Let's do the good bit first. Julia Ross has been a nurse, social worker and Director of Social Services, not unlike her sixty-something protagonist Anna. Although the main thread of the story is decidedly slow, it does explore well some of the difficulties we face with an ageing population and younger age-groups who perhaps feel hard done by baby boomers. Ross addresses, for example, the difficulties of getting care and mechanisms such as lasting powers of attorney, designed to help the elderly who can no longer cope but which have the potential for misuse.

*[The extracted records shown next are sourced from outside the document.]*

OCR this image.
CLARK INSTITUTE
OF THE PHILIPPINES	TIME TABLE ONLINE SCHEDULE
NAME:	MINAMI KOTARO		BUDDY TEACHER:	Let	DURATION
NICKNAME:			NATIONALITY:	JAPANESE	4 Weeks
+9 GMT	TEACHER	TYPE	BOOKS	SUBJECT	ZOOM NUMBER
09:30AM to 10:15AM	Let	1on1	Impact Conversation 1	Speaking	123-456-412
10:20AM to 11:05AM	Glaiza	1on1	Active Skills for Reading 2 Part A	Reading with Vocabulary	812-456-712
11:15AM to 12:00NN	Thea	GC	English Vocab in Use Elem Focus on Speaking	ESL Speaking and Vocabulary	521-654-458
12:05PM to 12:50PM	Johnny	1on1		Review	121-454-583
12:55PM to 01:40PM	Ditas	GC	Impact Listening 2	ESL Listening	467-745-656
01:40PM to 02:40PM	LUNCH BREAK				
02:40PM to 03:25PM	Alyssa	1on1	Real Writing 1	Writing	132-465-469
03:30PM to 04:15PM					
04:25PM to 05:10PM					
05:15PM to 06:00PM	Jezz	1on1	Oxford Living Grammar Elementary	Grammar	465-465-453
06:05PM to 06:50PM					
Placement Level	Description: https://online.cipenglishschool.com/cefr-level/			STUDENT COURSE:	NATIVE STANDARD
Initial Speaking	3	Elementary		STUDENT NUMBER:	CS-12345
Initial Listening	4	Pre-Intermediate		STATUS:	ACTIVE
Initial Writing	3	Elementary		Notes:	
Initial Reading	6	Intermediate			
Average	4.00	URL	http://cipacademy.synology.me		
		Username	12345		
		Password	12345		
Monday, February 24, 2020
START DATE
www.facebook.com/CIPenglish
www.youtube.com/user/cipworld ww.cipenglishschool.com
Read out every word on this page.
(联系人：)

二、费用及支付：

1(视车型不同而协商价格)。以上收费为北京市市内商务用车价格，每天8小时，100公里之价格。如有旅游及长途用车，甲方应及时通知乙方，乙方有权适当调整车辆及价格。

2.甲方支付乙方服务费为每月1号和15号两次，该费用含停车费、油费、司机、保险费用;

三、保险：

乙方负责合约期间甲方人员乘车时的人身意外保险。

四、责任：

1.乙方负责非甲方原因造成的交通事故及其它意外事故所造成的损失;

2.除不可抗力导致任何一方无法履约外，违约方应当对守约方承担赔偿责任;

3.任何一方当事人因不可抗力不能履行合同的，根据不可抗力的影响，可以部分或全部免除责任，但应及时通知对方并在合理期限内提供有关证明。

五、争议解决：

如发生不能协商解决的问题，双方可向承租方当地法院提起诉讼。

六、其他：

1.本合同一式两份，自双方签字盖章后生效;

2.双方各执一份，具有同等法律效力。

Anna and her loving-but-user children provide a really good way to think about these issues many of us may face in the future. Ross also takes on the appalling use of Electro-Convulsive Therapy, an outdated treatment for depression that has no scientific basis and ought to have been banned years ago.
That over-the-top satire aspect is that Ross imagines the UK government taking over the Isle of Wight as a kind of vast retirement village where the elderly will be involuntarily sent for assessment and either allowed back home if able to support themselves or forced to stay in dubious conditions. This kind of thing only really works if it's funny, which it certainly isn't here.
But the real problem for a science fiction reviewer is the portrayal of future technology. (The framing is particularly odd as the novel seems to be set a couple of years ago, immediately after the Covid pandemic.) According to her bio, the author 'worked for several years in the digital world, learning about AI and predictive analytics' - unfortunately this doesn't come through at all in the writing.
Sometimes Ross seems to pick up a random technology concept and insert it with no obvious relation to what the concept actually refers to, notably the singularity, which is referenced several times without any real reflection of it in the storyline. But the worst thing is the portrayal of robots and autonomous vehicles. Over the course of a couple of years in the book, care robots go from something basic that is just about imaginable in the next few years to having sufficient autonomy to organise an escape from the Isle of Wight on behalf of their elderly owners. This is extremely anachronistic.
But the treatment of robots (which don't have the central role implied by the book's title in large swathes of it) pales in comparison to the way autonomous vehicles are represented. The Isle of Wight has self-driving vehicles called Notcars that force Anna off the road on her bicycle. When she complains, she is told 'The early Notcars aren’t fitted with sensors as a matter of course but they will be in the future.’ So they find their way around psychically? This is like a conventional car manufacturer saying 'Our cars aren't fitted with windscreens as a matter of course, but they will be in the future.'
A distinct oddity, then. I was impressed by the core storyline about ageing and care, but it was sadly let down by the science and technology.